The prototype vaccine has proved effective at combating the disorder in mice suffering from the human form of the degenerative brain disease, which affects more than 400,000 people in Britain and is estimated to cost the country pounds 5.5bn a year. The number of affected individuals is likely to rise by 50 per cent over the next 40 years because of the ageing population.
The vaccine works by stimulating the body's immune system to produce antibodies against the protein deposits, known as plaques, that build up in the brain of Alzheimer's patients. The experiments, published in the journal Nature, showed that the vaccine was highly effective at preventing protein plaques appearing in the brains of susceptible mice inoculated at an early age. A second experiment on older mice who had already developed signs of Alzheimer's disease demonstrated that the vaccine effectively prevented the disease from worsening.
Dr Dale Schenk, who led the research team from Elan Pharmaceuticals, a San Francisco drug company, said the results were far more clear-cut than he ever expected. "It was a dramatic result. I would have been satisfied with a 20 or 30 per cent reduction in plaques but we actually got something like 90 per cent," he said.
Other scientists who have seen the work but have no connection with the company said the vaccine has the potential to become the first effective treatment for what is currently an incurable condition.
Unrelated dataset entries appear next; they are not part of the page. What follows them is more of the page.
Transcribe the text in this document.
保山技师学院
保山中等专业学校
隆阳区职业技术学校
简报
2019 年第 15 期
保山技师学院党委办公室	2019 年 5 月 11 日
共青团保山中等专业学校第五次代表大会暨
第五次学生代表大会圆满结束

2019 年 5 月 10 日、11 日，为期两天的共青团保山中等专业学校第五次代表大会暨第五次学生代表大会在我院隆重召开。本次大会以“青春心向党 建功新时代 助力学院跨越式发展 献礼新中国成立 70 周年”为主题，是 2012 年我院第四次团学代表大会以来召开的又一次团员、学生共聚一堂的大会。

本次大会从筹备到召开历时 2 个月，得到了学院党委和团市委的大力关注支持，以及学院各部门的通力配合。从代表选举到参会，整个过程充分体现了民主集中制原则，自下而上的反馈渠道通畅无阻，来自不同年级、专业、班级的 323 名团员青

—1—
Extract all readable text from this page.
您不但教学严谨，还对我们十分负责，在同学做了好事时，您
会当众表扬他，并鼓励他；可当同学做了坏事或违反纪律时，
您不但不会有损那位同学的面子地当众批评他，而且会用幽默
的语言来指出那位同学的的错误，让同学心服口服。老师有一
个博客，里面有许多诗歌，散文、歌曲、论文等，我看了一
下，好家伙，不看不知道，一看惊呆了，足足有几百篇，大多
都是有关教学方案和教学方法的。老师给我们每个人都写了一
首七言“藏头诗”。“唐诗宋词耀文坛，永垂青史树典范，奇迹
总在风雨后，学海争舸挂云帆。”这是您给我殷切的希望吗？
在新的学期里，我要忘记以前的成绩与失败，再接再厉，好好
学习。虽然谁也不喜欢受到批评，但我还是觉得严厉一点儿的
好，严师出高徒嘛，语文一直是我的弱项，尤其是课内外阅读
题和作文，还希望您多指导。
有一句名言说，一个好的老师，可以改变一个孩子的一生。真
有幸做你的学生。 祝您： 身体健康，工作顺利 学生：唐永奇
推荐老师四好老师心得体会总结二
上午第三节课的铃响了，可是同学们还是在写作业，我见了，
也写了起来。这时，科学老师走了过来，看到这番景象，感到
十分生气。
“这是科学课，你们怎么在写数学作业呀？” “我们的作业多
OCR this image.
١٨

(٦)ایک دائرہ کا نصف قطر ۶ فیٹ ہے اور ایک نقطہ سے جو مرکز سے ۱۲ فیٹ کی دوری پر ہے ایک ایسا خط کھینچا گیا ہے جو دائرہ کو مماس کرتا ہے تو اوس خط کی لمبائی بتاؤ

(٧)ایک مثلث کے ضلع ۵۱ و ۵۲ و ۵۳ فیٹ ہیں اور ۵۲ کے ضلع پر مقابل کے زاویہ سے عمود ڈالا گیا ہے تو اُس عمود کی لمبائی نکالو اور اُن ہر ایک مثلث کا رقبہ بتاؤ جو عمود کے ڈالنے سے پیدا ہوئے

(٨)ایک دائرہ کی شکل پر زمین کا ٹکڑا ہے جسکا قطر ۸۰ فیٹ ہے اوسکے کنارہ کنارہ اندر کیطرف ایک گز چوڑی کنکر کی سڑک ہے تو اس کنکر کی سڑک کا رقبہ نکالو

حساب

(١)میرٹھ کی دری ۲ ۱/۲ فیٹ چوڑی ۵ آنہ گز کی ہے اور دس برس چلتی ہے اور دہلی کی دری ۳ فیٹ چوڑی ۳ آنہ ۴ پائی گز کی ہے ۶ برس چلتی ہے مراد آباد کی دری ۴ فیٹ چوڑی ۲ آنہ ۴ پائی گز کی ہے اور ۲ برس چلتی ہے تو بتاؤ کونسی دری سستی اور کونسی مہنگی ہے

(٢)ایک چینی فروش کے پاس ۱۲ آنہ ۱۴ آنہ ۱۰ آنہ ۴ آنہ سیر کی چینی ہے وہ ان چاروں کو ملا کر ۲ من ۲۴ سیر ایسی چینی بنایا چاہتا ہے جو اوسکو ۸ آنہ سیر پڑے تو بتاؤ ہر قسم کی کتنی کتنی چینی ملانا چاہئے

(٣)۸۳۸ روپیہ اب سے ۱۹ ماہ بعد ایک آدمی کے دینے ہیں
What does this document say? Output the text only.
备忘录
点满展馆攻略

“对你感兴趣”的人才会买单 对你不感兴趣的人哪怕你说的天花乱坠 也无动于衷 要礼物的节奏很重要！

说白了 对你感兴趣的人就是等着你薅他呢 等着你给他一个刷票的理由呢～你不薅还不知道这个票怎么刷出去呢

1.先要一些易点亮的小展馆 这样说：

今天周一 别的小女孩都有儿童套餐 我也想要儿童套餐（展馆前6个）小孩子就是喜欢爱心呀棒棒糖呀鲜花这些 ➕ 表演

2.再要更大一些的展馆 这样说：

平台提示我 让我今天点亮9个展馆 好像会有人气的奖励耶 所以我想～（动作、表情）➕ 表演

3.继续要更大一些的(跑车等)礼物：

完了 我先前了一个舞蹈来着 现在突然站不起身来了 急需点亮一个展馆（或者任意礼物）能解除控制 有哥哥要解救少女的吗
Although the appearance of protein deposits is a distinguishing feature of Alzheimer's disease, scientists are unsure whether they cause dementia or are a by- product of nerve degeneration. "If we can clear plaques... the next question is whether we can block the onset of dementia," said Peter St George- Hyslop, professor of medicine at the University of Toronto.
Elan Pharmaceuticals plans to apply for permission to begin human clinical trials before the end of the year but it will take many more years before a vaccine can be used routinely on patients, Dr Schenk said.